Plesk Default installation Vulnerabilities

[renis]

I don't understand what you expest from a control panel... to be a Bank???

Control Panel is an automated system for hosting. The only thing (for security) that is responsible, is creating different users with different permissions for INETPUB folder. That's all.

If everything was done by Plesk, what has to do a system administrator then????

1. ASP.NET
YOU must edit and put right permissions. ASP.NET is not a Plesk product. The same works for Merak

2. Don't use AwStats. They kill the server even without vulnerabilities.

3. Install a firewall and close ports u don't use

4. Every OS is vulnerable. But using system acount can't be considered e vulnerability. If you want, just create different accounts for every service. You can't expect Windows to do that, because are most of third party softwares that choose to use system as service account. If you don't want that. just change it.

5. Tools like IISLockDown exist from 5 years now. Even free

6. If an attacker has enough access to install Serv-u, why he just dont take control of the system directly, but fist install serv-u and then take control...

Come on...
You want a software that will be able to do what you have in your mind, without pushing a key over keyboard... or better what will will have in yout mind in the future

 

[jerry2]

Hm, anbody know how can I fix this remview.php script? I got freaked out, install it on one client site as he can also and he can have access to all the files on my Windows through web interface. Come on! This is not a securoty flaw, this is too huge risk to run a web server at all :-(

There must be something to fix this so script browsers couldn't go outside of his folder isn't it?

Jerry

 

[Improv]

Originally posted by jerry2
There must be something to fix this so script browsers couldn't go outside of his folder isn't it?

Jerry [/B]

Jerry,

What you need to look at is the security context which the script runs under. In this case it is of the IUSR family which receives Guests permission which intern has User permissions. What you will also find is that plesk have setup the group psacln. The psacln group contains all the IUSR, IWAM and FTP logins.

So what you need to do is explictly deny access to this group where you don't wish this group to have access. As with all security permissions a deny overides permit. Therefore a deny for the psacln group will override a permit for the BUILTIN\users.

Also have a look at for some IIS tips.

http://searchwindowssecurity.techtarget.com/tip/1,289483,sid45_gci997908,00.html

I hope this helps ...

Michael

 

[Improv]

Originally posted by renis
I don't understand what you expest from a control panel... to be a Bank???

Renis,

While I agree with the principle of the admin being responsible for the security of his/her environment I also believe the Plesk team could do more to lock the environment down much like our friends at MS should do more of.

Originally posted by renis
5. Tools like IISLockDown exist from 5 years now. Even free
[/B]

Yes, except for those running IIS 6. MS clearly indicate that the LockDown Tool and URLScan are unnecessary.

Originally posted by renis
Come on...
You want a software that will be able to do what you have in your mind, without pushing a key over keyboard... or better what will will have in yout mind in the future [/B]
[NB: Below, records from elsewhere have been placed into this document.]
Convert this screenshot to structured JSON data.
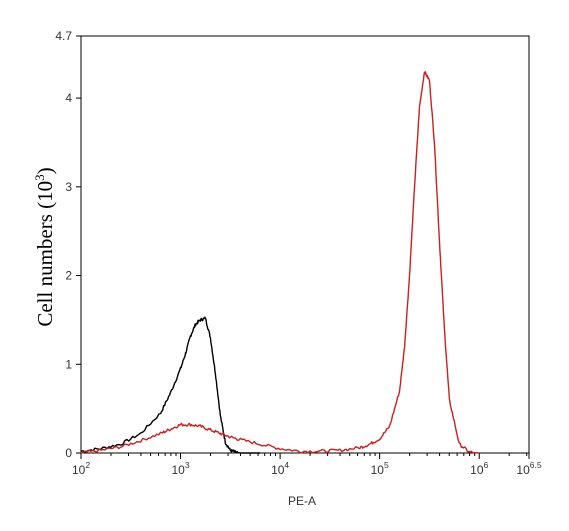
{
  "chart_data": {
    "type": "line",
    "xlabel": "PE-A",
    "ylabel": {
      "text": "Cell numbers (10",
      "sup": "3",
      "close": ")"
    },
    "x_scale": "log10",
    "xlim": [
      2,
      6.5
    ],
    "ylim": [
      0,
      4.7
    ],
    "x_ticks": [
      {
        "base": "10",
        "exp": "2",
        "value": 2
      },
      {
        "base": "10",
        "exp": "3",
        "value": 3
      },
      {
        "base": "10",
        "exp": "4",
        "value": 4
      },
      {
        "base": "10",
        "exp": "5",
        "value": 5
      },
      {
        "base": "10",
        "exp": "6",
        "value": 6
      },
      {
        "base": "10",
        "exp": "6.5",
        "value": 6.5
      }
    ],
    "y_ticks": [
      "0",
      "1",
      "2",
      "3",
      "4",
      "4.7"
    ],
    "grid": false,
    "series": [
      {
        "color": "#000000",
        "x": [
          2.0,
          2.2,
          2.4,
          2.6,
          2.8,
          2.9,
          3.0,
          3.05,
          3.1,
          3.15,
          3.2,
          3.25,
          3.3,
          3.35,
          3.4,
          3.45,
          3.5,
          3.55,
          3.6,
          3.7,
          3.8
        ],
        "y": [
          0.02,
          0.05,
          0.1,
          0.22,
          0.45,
          0.68,
          0.95,
          1.12,
          1.32,
          1.45,
          1.5,
          1.52,
          1.3,
          0.9,
          0.42,
          0.12,
          0.03,
          0.01,
          0.0,
          0.0,
          0.0
        ]
      },
      {
        "color": "#cc1f1f",
        "x": [
          2.0,
          2.2,
          2.4,
          2.6,
          2.8,
          2.9,
          3.0,
          3.1,
          3.2,
          3.3,
          3.4,
          3.5,
          3.6,
          3.8,
          4.0,
          4.2,
          4.4,
          4.6,
          4.8,
          4.9,
          5.0,
          5.1,
          5.2,
          5.25,
          5.3,
          5.35,
          5.4,
          5.45,
          5.5,
          5.55,
          5.6,
          5.65,
          5.7,
          5.8,
          5.9,
          6.0
        ],
        "y": [
          0.0,
          0.03,
          0.07,
          0.14,
          0.22,
          0.27,
          0.32,
          0.32,
          0.3,
          0.26,
          0.22,
          0.18,
          0.15,
          0.1,
          0.05,
          0.02,
          0.02,
          0.03,
          0.06,
          0.1,
          0.16,
          0.3,
          0.7,
          1.2,
          2.0,
          3.0,
          3.9,
          4.3,
          4.2,
          3.5,
          2.4,
          1.4,
          0.6,
          0.1,
          0.01,
          0.0
        ]
      }
    ]
  }
}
It would be nice to live in some utopian world where I could push a button and the whole environment would spring to life. Unfortunatley we both know that isn't true and I believe most of the people on this forum also know that. What I do expect is that most companies would learn from the caneing that MS has received over security and increase the priority of security.

Cheers Michael

 

[renis]

I agree with you Improv

What is really frustrating is looking at persons, who have no idea of server administration, and want to run a hosting business. Evidently they expect everything ready made from OS or Hosting Control Panel.
Unfortunately most of them use windows as OS, maybe because they find it more user friendly. This is primary reason why windows looks like more vulnerable then *nix in security. Give to linux a more nice gui and you will be surprised from horror stories you will listen over hosting forums. (like with windows now)

I think that every OS have bugs and holes. Is important for a server admin to update and secure his box as much as possible. You can not expect from Swsoft to fix Microsoft or RedHat bugs.

For me was not a problem even not using a control panel. I did that for more then 2 years with Windows 2000 without any problem. Primary reason for a control panel was accounting. Second was speed. But this does not mean that human server admin is obsolete...

 

[knocx]

Renis;

default plesk-win ACL structure and deployment is wrong and not suits to shared hosting enviroment. it is easily exploitable.

When you correct these settings as they had to be then plesk wont work with the new ACL config.

Also .NET is another security issue for win. that you have to manually configure each client after assigning .NET service which is an overhead.

I believe swsoft is still not familiar that windows is vulnerable to anything. this is because its structure is not win native. i.e PLESK should stop using cmd.exe



> What is really frustrating is looking at persons, who have no idea of server administration

if you are questioning my administrative skills, then i have to say that

i am a RHCE , CEH , CISSP , CCNP and JNSCP-FW

and heres the deal Mr Guru;

why dont you just create an account on your rock hard win server with php , .NET , perl ..etc(whatever you give to your clients) and send it to me?